A meningococcal awareness program targeting children is now reaching 350 schools and early learning centres across WA, according to Barry Young of the Amanda Young Foundation.
Mr Young, who visited Gosnells preprimary last week, said the annual program was rolled out about four years ago as a way to help children learn about the role good hygiene plays in staying healthy.
“It’s been very well received because it’s consistent with the policies that preprimaries and early learning centres already have,” he said.
“It’s just so essential that at this early stage of the game children learn basic hygiene messages because it’s not only meningococcal, there are other orally transmitted diseases like hepatitis and glandular fever.

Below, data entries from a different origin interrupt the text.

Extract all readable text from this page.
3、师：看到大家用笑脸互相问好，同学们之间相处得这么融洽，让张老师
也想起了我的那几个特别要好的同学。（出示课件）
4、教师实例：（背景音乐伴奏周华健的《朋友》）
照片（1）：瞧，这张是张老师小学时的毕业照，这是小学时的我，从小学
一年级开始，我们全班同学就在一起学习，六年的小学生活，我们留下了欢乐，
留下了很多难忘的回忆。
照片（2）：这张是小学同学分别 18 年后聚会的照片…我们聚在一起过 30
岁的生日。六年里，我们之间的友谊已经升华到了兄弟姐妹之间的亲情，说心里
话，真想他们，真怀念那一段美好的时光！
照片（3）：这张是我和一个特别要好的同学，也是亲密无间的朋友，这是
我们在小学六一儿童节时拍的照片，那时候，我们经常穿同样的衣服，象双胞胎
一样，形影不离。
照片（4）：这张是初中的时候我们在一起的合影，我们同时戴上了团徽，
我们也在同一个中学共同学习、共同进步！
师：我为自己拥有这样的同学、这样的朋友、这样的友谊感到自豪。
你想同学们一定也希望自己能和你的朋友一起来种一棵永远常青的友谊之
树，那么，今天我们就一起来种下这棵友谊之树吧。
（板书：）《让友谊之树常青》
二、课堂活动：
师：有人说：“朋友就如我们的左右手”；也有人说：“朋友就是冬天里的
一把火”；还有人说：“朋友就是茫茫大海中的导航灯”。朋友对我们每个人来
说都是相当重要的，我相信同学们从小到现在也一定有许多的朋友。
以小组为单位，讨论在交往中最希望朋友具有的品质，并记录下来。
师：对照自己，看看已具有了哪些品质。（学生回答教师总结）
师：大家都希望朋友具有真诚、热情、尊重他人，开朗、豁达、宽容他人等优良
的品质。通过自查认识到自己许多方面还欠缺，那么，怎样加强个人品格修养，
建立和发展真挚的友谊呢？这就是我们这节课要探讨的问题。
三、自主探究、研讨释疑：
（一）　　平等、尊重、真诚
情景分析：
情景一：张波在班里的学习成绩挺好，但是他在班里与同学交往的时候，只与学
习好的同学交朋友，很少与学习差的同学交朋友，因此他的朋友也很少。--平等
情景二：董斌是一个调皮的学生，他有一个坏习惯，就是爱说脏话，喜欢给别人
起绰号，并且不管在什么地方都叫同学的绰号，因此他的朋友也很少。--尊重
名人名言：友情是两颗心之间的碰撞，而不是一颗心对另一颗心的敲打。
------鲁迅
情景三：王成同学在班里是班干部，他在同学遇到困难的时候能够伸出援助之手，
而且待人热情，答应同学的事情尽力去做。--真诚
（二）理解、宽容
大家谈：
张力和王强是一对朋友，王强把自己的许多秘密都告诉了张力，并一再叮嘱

“The fact that we provide them with a nice lesson and storybook with some colouring in and activities means it’s a fun learning program done in a non-threatening way even though it’s a nasty disease.”
Mr Young said some of the message children learned included covering their mouths when coughing, the importance of washing their hands and not to share drinks.
“Hopefully children are learning these messages at home as well and if they’re not well then they need to,” he said.
“If they are the program is reinforcing what mum and dad are telling them.”
Meningococcal is a rare but deadly bacterial infection that is spread through respiratory droplets.
While the majority of victims will make a full recovery about 20 per cent will be left with a permanent disability and about 10 per cent will die, with death sometimes taking as little as 24 hours.
Symptoms for meningococcal septicaemia can include fatigue, shivering, cold hands or feet, nausea, fever, severe pain in arms, legs, joints or stomach and a purple rash.
Symptoms for meningococcal meningitis can include a severe headache, sensitivity to light, a painful neck, nausea and fatigue.